Occupational Transmission of Hepatitis C Virus—Reply

Author Affiliations

Stephen J.LurieMD, PhD, Senior EditorIndividualAuthor

JAMA. 2002;288(12):1469-1471. doi:10.1001/jama.288.12.1469

In Reply: The data presented by Dr Jagger and colleagues suggest the rate of HCV transmission following percutaneous occupational exposure may be lower than previously recognized. It is difficult for us to fully evaluate several of the studies they cite, because most were not published in English. Still, heterogeneity in reported transmission risk is not surprising since so many factors influence transmission,such as the number of virions in the inoculum and the susceptibility of the exposed tissues. Available data suggest that virions must penetrate skin and that larger inocula are more infectious, as would be expected with exposure to hollow-bore needles containing blood from persons with a high serum HCV RNA level. Consequently, the overall risk of transmission from various investigations will vary according to the nature of the exposures studied.
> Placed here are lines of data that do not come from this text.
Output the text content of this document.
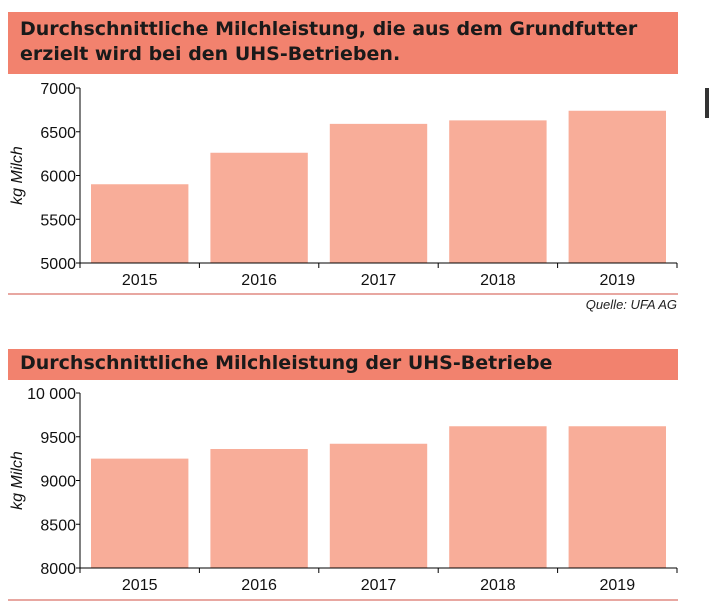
Durchschnittliche Milchleistung, die aus dem Grundfutter erzielt wird bei den UHS-Betrieben.
5000
5500
6000
6500
7000
2015	2016	2017	2018	2019
kg Milch
Quelle: UFA AG
Durchschnittliche Milchleistung der UHS-Betriebe
8000
8500
9000
9500
10 000
2015	2016	2017	2018	2019
kg Milch
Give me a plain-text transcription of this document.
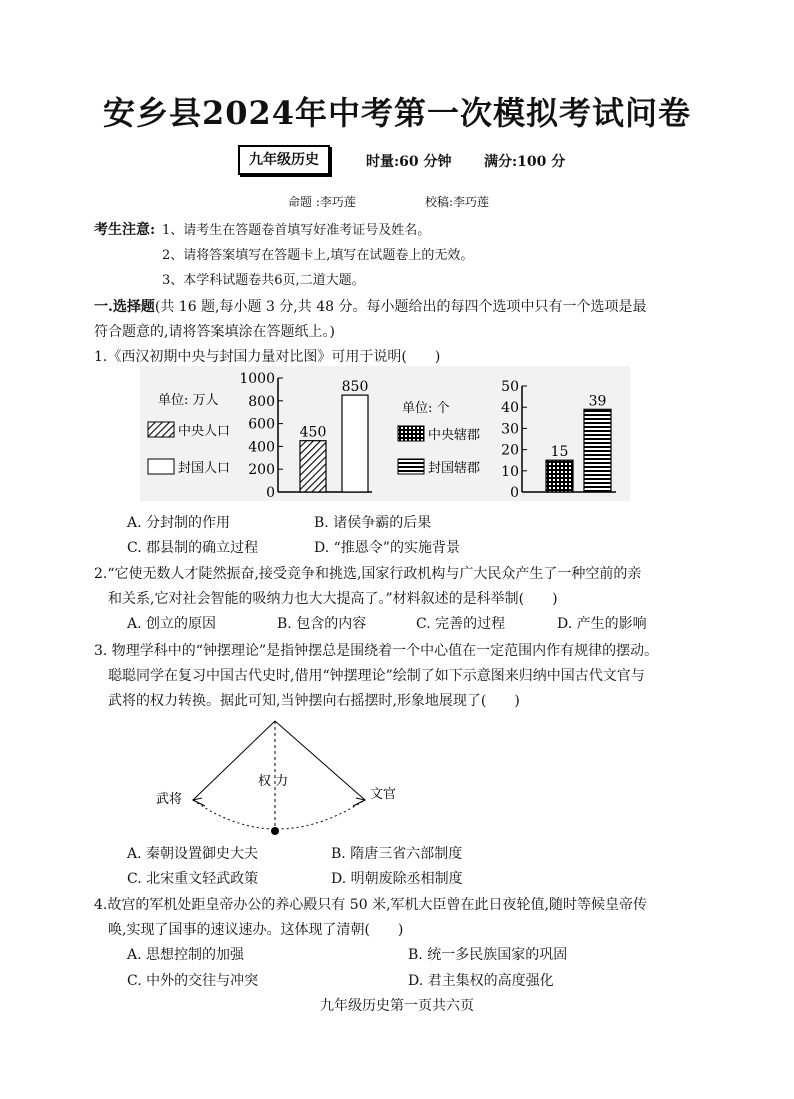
安乡县2024年中考第一次模拟考试问卷
九年级历史	时量:60 分钟 满分:100 分
命题 :李巧莲	校稿:李巧莲
考生注意: 1、请考生在答题卷首填写好准考证号及姓名。
2、请将答案填写在答题卡上,填写在试题卷上的无效。
3、本学科试题卷共6页,二道大题。
一.选择题(共 16 题,每小题 3 分,共 48 分。每小题给出的每四个选项中只有一个选项是最
符合题意的,请将答案填涂在答题纸上。)
1.《西汉初期中央与封国力量对比图》可用于说明(　　)
单位: 万人
中央人口
封国人口
0
200
400
600
800
1000
450
850
单位: 个
中央辖郡
封国辖郡
0
10
20
30
40
50
15
39
A. 分封制的作用	B. 诸侯争霸的后果
C. 郡县制的确立过程	D. “推恩令”的实施背景
2.“它使无数人才陡然振奋,接受竞争和挑选,国家行政机构与广大民众产生了一种空前的亲
和关系,它对社会智能的吸纳力也大大提高了。”材料叙述的是科举制(　　)
A. 创立的原因	B. 包含的内容	C. 完善的过程	D. 产生的影响
3. 物理学科中的“钟摆理论”是指钟摆总是围绕着一个中心值在一定范围内作有规律的摆动。
聪聪同学在复习中国古代史时,借用“钟摆理论”绘制了如下示意图来归纳中国古代文官与
武将的权力转换。据此可知,当钟摆向右摇摆时,形象地展现了(　　)
武将	文官
权 力
A. 秦朝设置御史大夫	B. 隋唐三省六部制度
C. 北宋重文轻武政策	D. 明朝废除丞相制度
4.故宫的军机处距皇帝办公的养心殿只有 50 米,军机大臣曾在此日夜轮值,随时等候皇帝传
唤,实现了国事的速议速办。这体现了清朝(　　)
A. 思想控制的加强	B. 统一多民族国家的巩固
C. 中外的交往与冲突	D. 君主集权的高度强化
九年级历史第一页共六页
To a lesser extent, differences in ascertainment of HCV exposure and infection in studies of HCWs may also affect estimates of transmission risk. It is probably most useful to consider transmission risk according to at least 3 factors: whether the exposure was (1) via mucous membrane, intact skin, or percutaneous; (2) from a solid-bore or a hollow-bore needle, or (3) from blood with high, low, or undetectable HCV RNA levels. Further research is clearly needed to provide precise estimates in each of these categories. In the meantime, as Jagger et al point out, HCWs with all but percutaneous exposure to hollow-bore needles contaminated with HCV RNA–containing blood (or other deep inoculations) can be reassured that the risk of HCV infection is very low.